Thanksgiving is a low-key holiday in my family. Most of the out-of-town members of the family wait and come in for a long visit at Christmas, so yesterday was not the full extended family, but fifteen of us gathered at my mother's house. I love a holiday that involves no work on my part; my mother does all the cooking, and I just get in the car and drive to her house, which is only a few miles away. The house always smells so good when we walk in the door that we end up gathering in the small kitchen, crowding each other, and getting in my mother's way while she is trying to cook. Seven or eight of us can fit around the kitchen table, while the rest of the group eats around the folding tables set up in the living room. My mother cooks the traditional turkey dinner, but she makes so many side dishes that the vegetarians in the family are plenty satisfied.

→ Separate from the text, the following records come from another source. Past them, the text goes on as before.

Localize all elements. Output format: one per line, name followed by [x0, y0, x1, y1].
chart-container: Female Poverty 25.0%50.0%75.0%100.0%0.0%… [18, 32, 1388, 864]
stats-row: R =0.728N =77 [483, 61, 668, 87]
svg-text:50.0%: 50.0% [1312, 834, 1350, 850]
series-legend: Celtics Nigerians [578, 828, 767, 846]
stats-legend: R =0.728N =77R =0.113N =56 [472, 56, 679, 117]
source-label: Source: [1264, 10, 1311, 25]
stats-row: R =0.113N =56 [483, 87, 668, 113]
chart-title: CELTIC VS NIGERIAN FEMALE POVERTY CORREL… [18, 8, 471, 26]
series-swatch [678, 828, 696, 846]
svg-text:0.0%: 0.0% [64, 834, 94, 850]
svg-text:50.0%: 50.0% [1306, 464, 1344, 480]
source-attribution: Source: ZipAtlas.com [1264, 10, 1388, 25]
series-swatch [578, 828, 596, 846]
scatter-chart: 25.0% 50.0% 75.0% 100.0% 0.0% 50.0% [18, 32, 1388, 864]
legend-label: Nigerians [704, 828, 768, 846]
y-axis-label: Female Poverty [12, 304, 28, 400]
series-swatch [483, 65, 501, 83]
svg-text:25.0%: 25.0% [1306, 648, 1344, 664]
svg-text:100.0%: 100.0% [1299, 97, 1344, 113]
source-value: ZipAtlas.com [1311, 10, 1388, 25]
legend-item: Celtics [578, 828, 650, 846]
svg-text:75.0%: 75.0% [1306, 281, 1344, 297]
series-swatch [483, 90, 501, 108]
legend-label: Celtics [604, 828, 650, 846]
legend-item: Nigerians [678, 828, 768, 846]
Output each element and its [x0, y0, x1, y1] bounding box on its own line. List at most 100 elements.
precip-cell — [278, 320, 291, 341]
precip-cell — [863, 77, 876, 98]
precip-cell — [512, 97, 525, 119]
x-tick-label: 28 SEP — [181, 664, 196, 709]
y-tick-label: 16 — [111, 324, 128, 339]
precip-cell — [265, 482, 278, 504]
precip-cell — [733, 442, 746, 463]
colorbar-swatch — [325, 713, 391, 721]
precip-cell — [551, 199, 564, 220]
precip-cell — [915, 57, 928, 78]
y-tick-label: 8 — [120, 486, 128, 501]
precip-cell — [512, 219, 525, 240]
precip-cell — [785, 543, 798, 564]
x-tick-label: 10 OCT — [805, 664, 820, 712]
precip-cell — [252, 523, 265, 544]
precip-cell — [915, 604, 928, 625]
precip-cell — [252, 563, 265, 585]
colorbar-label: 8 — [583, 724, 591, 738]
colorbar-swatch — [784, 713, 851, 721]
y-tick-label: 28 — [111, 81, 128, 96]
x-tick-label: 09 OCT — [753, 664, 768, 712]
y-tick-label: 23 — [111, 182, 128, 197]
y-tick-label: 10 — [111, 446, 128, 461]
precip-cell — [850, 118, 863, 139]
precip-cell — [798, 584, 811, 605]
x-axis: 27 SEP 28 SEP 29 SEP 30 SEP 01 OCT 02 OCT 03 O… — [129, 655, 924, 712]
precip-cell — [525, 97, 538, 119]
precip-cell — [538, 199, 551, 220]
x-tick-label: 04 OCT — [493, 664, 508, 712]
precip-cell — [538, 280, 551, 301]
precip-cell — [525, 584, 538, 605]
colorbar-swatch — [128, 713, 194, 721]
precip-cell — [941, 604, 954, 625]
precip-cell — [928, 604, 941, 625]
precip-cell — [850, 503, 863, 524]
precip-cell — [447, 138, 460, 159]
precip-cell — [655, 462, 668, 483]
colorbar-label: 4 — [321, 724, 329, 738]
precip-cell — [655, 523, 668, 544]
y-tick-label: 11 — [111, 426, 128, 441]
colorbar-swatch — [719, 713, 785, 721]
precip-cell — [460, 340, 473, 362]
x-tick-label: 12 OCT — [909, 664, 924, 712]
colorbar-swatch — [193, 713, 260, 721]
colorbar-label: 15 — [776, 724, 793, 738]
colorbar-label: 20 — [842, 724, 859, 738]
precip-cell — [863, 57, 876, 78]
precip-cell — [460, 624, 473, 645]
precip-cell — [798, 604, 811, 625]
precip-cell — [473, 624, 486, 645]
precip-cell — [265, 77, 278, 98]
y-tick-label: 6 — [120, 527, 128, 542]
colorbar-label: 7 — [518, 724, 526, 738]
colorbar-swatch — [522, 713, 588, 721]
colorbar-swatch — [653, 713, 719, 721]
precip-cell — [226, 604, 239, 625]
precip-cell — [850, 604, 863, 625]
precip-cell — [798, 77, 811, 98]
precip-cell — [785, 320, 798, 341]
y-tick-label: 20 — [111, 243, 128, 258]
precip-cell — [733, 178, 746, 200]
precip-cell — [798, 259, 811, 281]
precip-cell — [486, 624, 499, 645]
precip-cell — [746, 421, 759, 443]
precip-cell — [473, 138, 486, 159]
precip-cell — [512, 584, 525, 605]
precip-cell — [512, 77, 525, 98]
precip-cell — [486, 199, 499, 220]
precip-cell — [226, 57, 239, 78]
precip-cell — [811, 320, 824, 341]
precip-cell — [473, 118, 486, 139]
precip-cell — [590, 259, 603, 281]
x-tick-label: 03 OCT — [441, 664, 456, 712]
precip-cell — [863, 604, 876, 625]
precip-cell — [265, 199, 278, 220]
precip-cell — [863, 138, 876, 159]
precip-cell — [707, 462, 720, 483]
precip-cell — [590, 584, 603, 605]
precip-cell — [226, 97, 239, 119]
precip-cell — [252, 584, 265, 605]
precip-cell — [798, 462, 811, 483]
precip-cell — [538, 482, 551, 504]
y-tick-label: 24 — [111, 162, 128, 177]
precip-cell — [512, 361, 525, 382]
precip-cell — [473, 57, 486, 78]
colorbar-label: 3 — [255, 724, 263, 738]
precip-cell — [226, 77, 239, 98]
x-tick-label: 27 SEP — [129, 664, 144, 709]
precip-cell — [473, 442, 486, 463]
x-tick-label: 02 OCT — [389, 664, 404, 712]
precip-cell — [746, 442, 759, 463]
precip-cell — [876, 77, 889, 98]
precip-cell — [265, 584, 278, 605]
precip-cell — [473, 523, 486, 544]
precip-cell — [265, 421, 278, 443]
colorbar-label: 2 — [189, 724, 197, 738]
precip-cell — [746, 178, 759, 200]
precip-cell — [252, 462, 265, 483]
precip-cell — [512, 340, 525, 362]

Often when my family is together, we look at photo albums or slides or some of the videotapes the grandchildren have made; this holiday, we gathered around my parents' computer to look at digital photos. Red-haired Niece's boyfriend, Outdoor Boy, had just returned from forty days spent hiking in the Highest Mountains on the Planet, part of his training to be a wilderness guide. He showed us photos of his adventure, which included carrying an eighty-pound pack, wading through snow past his knees, crossing fragile-looking bridges, and camping on steep slopes night after night. He had seen eagles dropping their prey onto rocks to kill them, and he described monkeys that were absolute pests, trying always to steal food. Most exciting, he had seen a creature that few people ever get to encounter in the wild: a snow leopard.
On either side of the long trek, he spent a few days immersed in the culture of Asian Peninsula Country. He showed us photos of women carrying heavy loads on their backs, children in bright-colored clothing, shops where you could drink cups of chai, and of long low shacks that he said were places you could stay for about ten cents per night. He showed us photos of Famous Marble Building with its recognizable domes.
Red-haired Niece, who is going to grad school in Big City Like No Other, has been working on a degree in early childhood education and is simultaneously working a full-time job at Progressive School for Rich Kids. Some of the parents in the school are not merely rich; they are celebrities. (You know an actor is famous if even I've heard of him.) The kids in her photos looked like normal kids, though, all playing together on the rooftop playground or in the classroom, and she talked about them with great enthusiasm and affection.
It was great to see Schoolteacher Niece and Red-haired Niece, both full of their usual energy despite their demanding grad school schedules; life in the Big City Like No Other seems to agree with them both. After eating the big meal, some of the family went out in the backyard to play Ultimate Frisbee while others walked out to see my father's garden. The cold outside air smelled like mud and dead leaves. Soon we were all back in for another round of eating – pumpkin pie, apple pie, and some kind of pumpkin bread with chocolate chips in it. The holiday ended the way a holiday at my mother's always does, everyone crowded into the small living room, with five or six people jammed onto the couch, my father in the rocking chair, and other people sitting on the floor or on kitchen chairs, everyone talking all at once.